Citing arthritis and other rheumatic conditions as the leading cause of disability in the United States, and as diseases that affect approximately 1 in 4 Americans, the statement by ACR stressed the need for the nation to invest financial resources into expediting medical research into new therapies and breakthroughs that will improve quality of life and ease the pain of millions of Americans.4 Of note, Dr Lakhanpal underscored the prevalence of arthritis among veterans.

“Today, arthritis is the leading cause of disability among U.S. veterans and the second most common medical reason for medical discharge from the U.S. Army.

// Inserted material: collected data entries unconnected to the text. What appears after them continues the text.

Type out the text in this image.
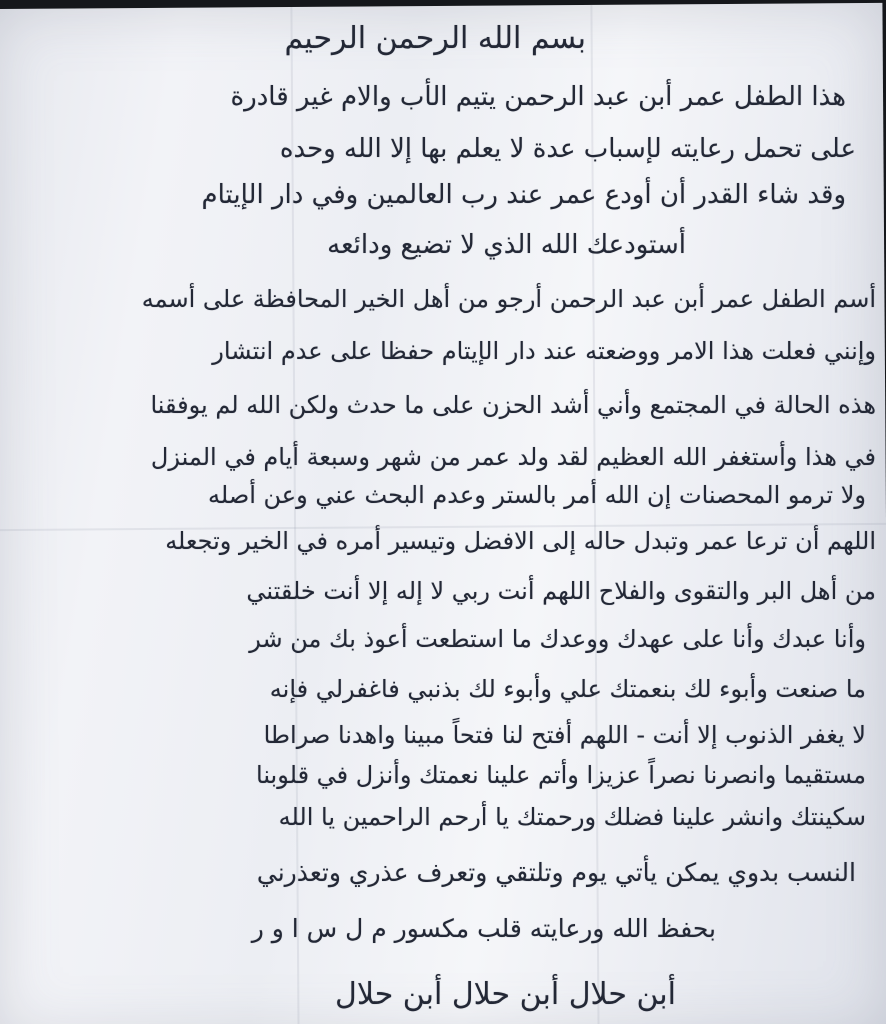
بسم الله الرحمن الرحيم
هذا الطفل عمر أبن عبد الرحمن يتيم الأب والام غير قادرة
على تحمل رعايته لإسباب عدة لا يعلم بها إلا الله وحده
وقد شاء القدر أن أودع عمر عند رب العالمين وفي دار الإيتام
أستودعك الله الذي لا تضيع ودائعه
أسم الطفل عمر أبن عبد الرحمن أرجو من أهل الخير المحافظة على أسمه
وإنني فعلت هذا الامر ووضعته عند دار الإيتام حفظا على عدم انتشار
هذه الحالة في المجتمع وأني أشد الحزن على ما حدث ولكن الله لم يوفقنا
في هذا وأستغفر الله العظيم لقد ولد عمر من شهر وسبعة أيام في المنزل
ولا ترمو المحصنات إن الله أمر بالستر وعدم البحث عني وعن أصله
اللهم أن ترعا عمر وتبدل حاله إلى الافضل وتيسير أمره في الخير وتجعله
من أهل البر والتقوى والفلاح اللهم أنت ربي لا إله إلا أنت خلقتني
وأنا عبدك وأنا على عهدك ووعدك ما استطعت أعوذ بك من شر
ما صنعت وأبوء لك بنعمتك علي وأبوء لك بذنبي فاغفرلي فإنه
لا يغفر الذنوب إلا أنت - اللهم أفتح لنا فتحاً مبينا واهدنا صراطا
مستقيما وانصرنا نصراً عزيزا وأتم علينا نعمتك وأنزل في قلوبنا
سكينتك وانشر علينا فضلك ورحمتك يا أرحم الراحمين يا الله
النسب بدوي يمكن يأتي يوم وتلتقي وتعرف عذري وتعذرني
بحفظ الله ورعايته قلب مكسور م ل س ا و ر
أبن حلال أبن حلال أبن حلال
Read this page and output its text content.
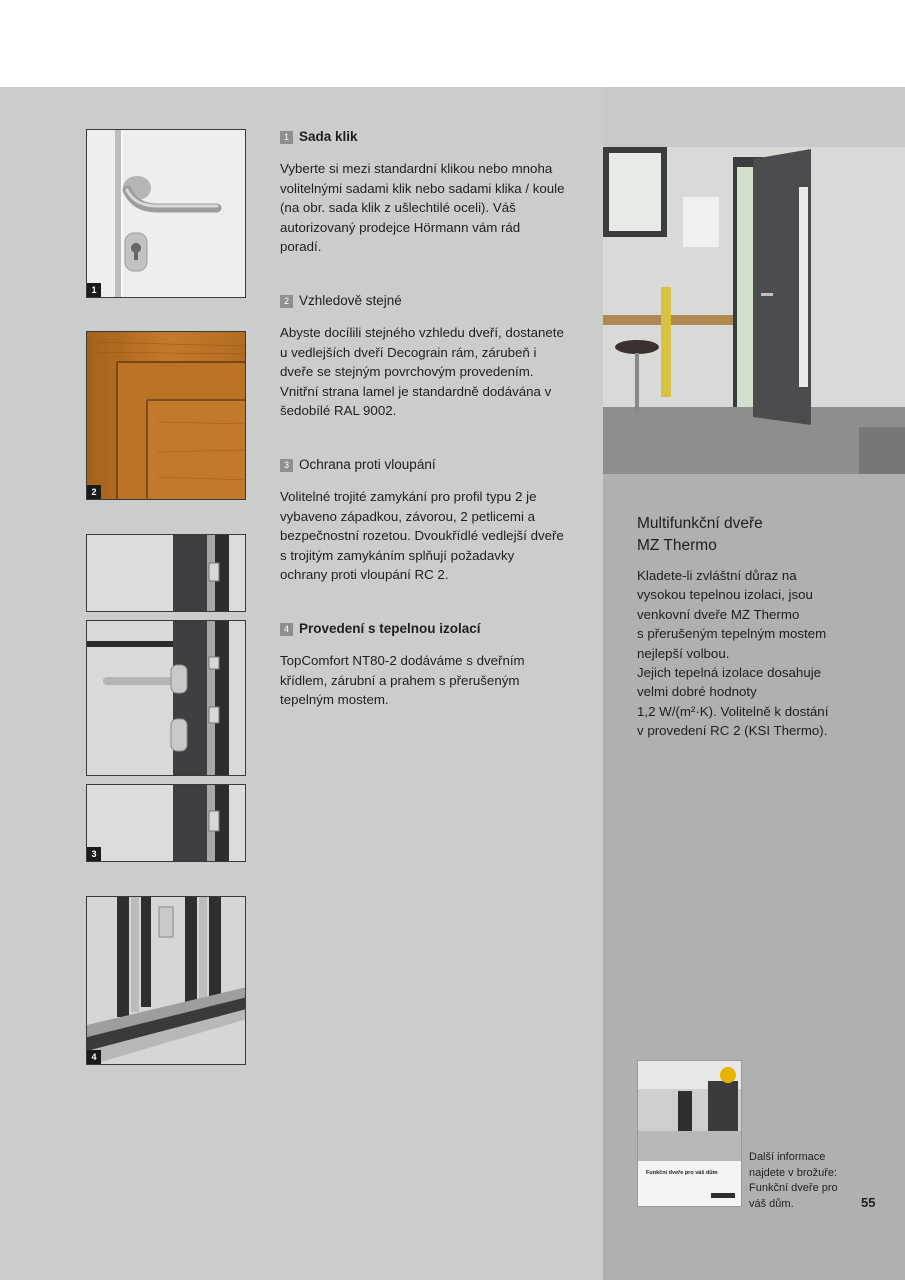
1
2
3
4
1 Sada klik

Vyberte si mezi standardní klikou nebo mnoha volitelnými sadami klik nebo sadami klika / koule (na obr. sada klik z ušlechtilé oceli). Váš autorizovaný prodejce Hörmann vám rád poradí.

2 Vzhledově stejné

Abyste docílili stejného vzhledu dveří, dostanete u vedlejších dveří Decograin rám, zárubeň i dveře se stejným povrchovým provedením. Vnitřní strana lamel je standardně dodávána v šedobílé RAL 9002.

3 Ochrana proti vloupání

Volitelné trojité zamykání pro profil typu 2 je vybaveno západkou, závorou, 2 petlicemi a bezpečnostní rozetou. Dvoukřídlé vedlejší dveře s trojitým zamykáním splňují požadavky ochrany proti vloupání RC 2.

4 Provedení s tepelnou izolací

TopComfort NT80-2 dodáváme s dveřním křídlem, zárubní a prahem s přerušeným tepelným mostem.

Multifunkční dveře
MZ Thermo
Kladete-li zvláštní důraz na
vysokou tepelnou izolaci, jsou
venkovní dveře MZ Thermo
s přerušeným tepelným mostem
nejlepší volbou.
Jejich tepelná izolace dosahuje
velmi dobré hodnoty
1,2 W/(m²·K). Volitelně k dostání
v provedení RC 2 (KSI Thermo).
Funkční dveře pro váš dům
Další informace
najdete v brožuře:
Funkční dveře pro
váš dům.	55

One in three veterans is diagnosed with arthritis, compared with one in five members of the general U.S. population,” he said. “Despite epidemic-level rates of arthritis in our Armed Forces and the burgeoning cost of this disease to the U.S. military, there is currently no dedicated Department of Defense budget for medical research on arthritis.”

Dr Lakhanpal concluded the ACR’s response to the passing of the 21st Century Cures Act with a more specific request to members of Congress.

“As Congressional leaders turn their attention to budget appropriations for the upcoming fiscal year, we urge them to prioritize the creation of a dedicated $20 million arthritis research program at the Department of Defense so that we can better meet the care needs of the thousands of active duty and veteran members of our Armed Forces who live with arthritis,” he said.

References

  1. The Energy and Commerce Committee. “Working together, we got the job done” - Medical innovation game-changer now law. December 13, 2016. https://energycommerce.house.gov/news-center/press-releases/working-together-we-got-job-done-medical-innovation-game-changer-now-law. Accessed January 23, 2017.
  2. The Energy and Commerce Committee. The 21st Century Cures Act (2016) section-by-section summary. 2016. https://rules.house.gov/sites/republicans.rules.house.gov/files/114/PDF/114-SAHR34-Sxs.pdf. Accessed January 23, 2017.
  3. American College of Radiology. House Passes Revamped 21st Century Cures Act. https://www.acr.org/Advocacy/eNews/20161202-Issue/20161202-House-Passes-Revamped-21st-Century-Cures-Act. Accessed January 31, 2017.
  4. American College of Rheumatology. ACR Statement on 21st Century Cures Act. December 7, 2016. www.rheumatology.org/About-Us/Newsroom/Press-Releases/ID/790/ACR-Statement-on-21st-Century-Cures-Act. Accessed January 23, 2017.